Em outra medida, tomada logo após a chegada da corte ao Brasil, o governo de dom João declarou guerra à França, e, com o auxílio dos britânicos, partiu para a ocupação da Guiana Francesa em 1809.

4. Reino Unido de Portugal, Brasil e Algarves
Além das concessões de ordem econômica, os tratados de 1810 com a Grã-Bretanha estabeleciam privilégios a cidadãos britânicos em territórios luso-brasileiros. Um desses tratados, o de Comércio e Navegação, garantia aos britânicos fixados no Brasil o direito de serem julgados segundo as leis da Grã-Bretanha, aplicadas por um juiz britânico instalado no Rio de Janeiro (direito de extraterritorialidade). Outro acordo determinava a extinção gradual do tráfico negreiro no Brasil.

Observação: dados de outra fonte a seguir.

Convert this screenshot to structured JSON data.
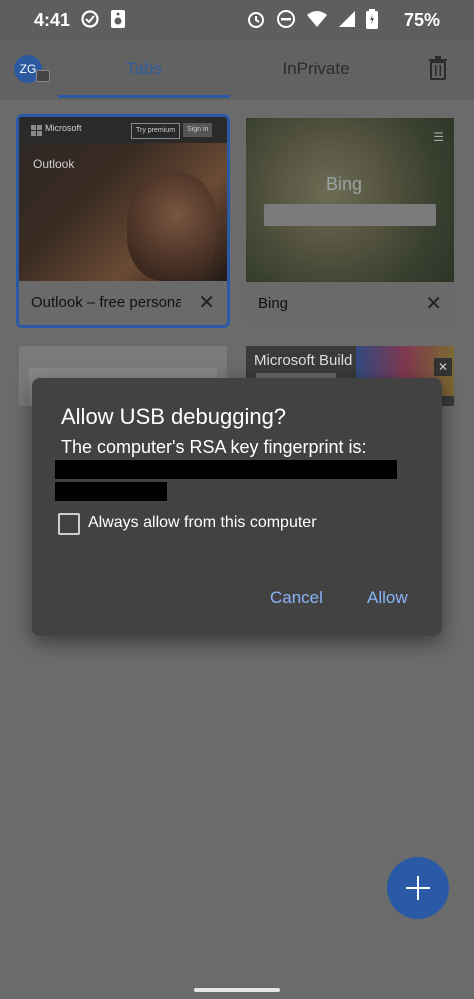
{
  "status_bar": {
    "time": "4:41",
    "battery": "75%"
  },
  "app_bar": {
    "avatar_initials": "ZG",
    "tabs_label": "Tabs",
    "inprivate_label": "InPrivate"
  },
  "tabs": [
    {
      "title": "Outlook – free personal",
      "thumbnail": {
        "brand": "Microsoft",
        "btn_try": "Try premium",
        "btn_signin": "Sign in",
        "heading": "Outlook"
      }
    },
    {
      "title": "Bing",
      "thumbnail": {
        "brand": "Bing"
      }
    },
    {
      "title": "",
      "thumbnail": {}
    },
    {
      "title": "",
      "thumbnail": {
        "heading": "Microsoft Build"
      }
    }
  ],
  "dialog": {
    "title": "Allow USB debugging?",
    "message": "The computer's RSA key fingerprint is:",
    "checkbox_label": "Always allow from this computer",
    "cancel": "Cancel",
    "allow": "Allow"
  },
  "colors": {
    "accent": "#2a5aa5",
    "dialog_button": "#8ab4f8",
    "dialog_bg": "#424242"
  }
}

Esse tratamento privilegiado ampliava a hegemonia britânica, que deixava de ser apenas econômica para assumir dimensões políticas importantes. Ao invadir essa esfera, os britânicos encontraram forte resistência de alguns setores do governo português, que não estavam dispostos a transformar Portugal em simples vassalo da Grã-Bretanha.
A primeira reação de desagrado partiu do próprio dom João, que, em 1811, reafirmou a soberania lusitana, ordenando a invasão da Banda Oriental (atual Uruguai) por tropas luso-brasileiras, contra a vontade dos britânicos. A justificativa era a necessidade de garantir as fronteiras dos domínios portugueses no Sul, em um momento em que as lutas de independência agitavam o Vice-Reinado do Prata.
Uma nova invasão foi ordenada em 1816.
A Inglaterra apoiava o governo de Buenos Aires, em luta por sua emancipação da Espanha, e opunha-se à decisão do príncipe regente. Dom João, entretanto, manteve-se firme e, em 1821, anexou a Banda Oriental aos domínios luso-brasileiros com o nome de Província Cisplatina.
Com a derrota de Napoleão na Europa, em 1814, a política portuguesa entrou mais uma vez em choque com os britânicos. O Congresso de Viena, visando a restaurar as antigas monarquias europeias, exigia o retorno da família real a Portugal para reassumir o trono e colocar fim ao exílio na colônia.
Mas dom João não queria deixar o Brasil. Resistente à ideia, a alternativa foi elevar o Brasil à categoria de Reino Unido de Portugal, Brasil e Algarves. Com isso, o Brasil deixava de ser colônia e o governo português, portanto, estaria instalado em terras do reino e não em território colonial.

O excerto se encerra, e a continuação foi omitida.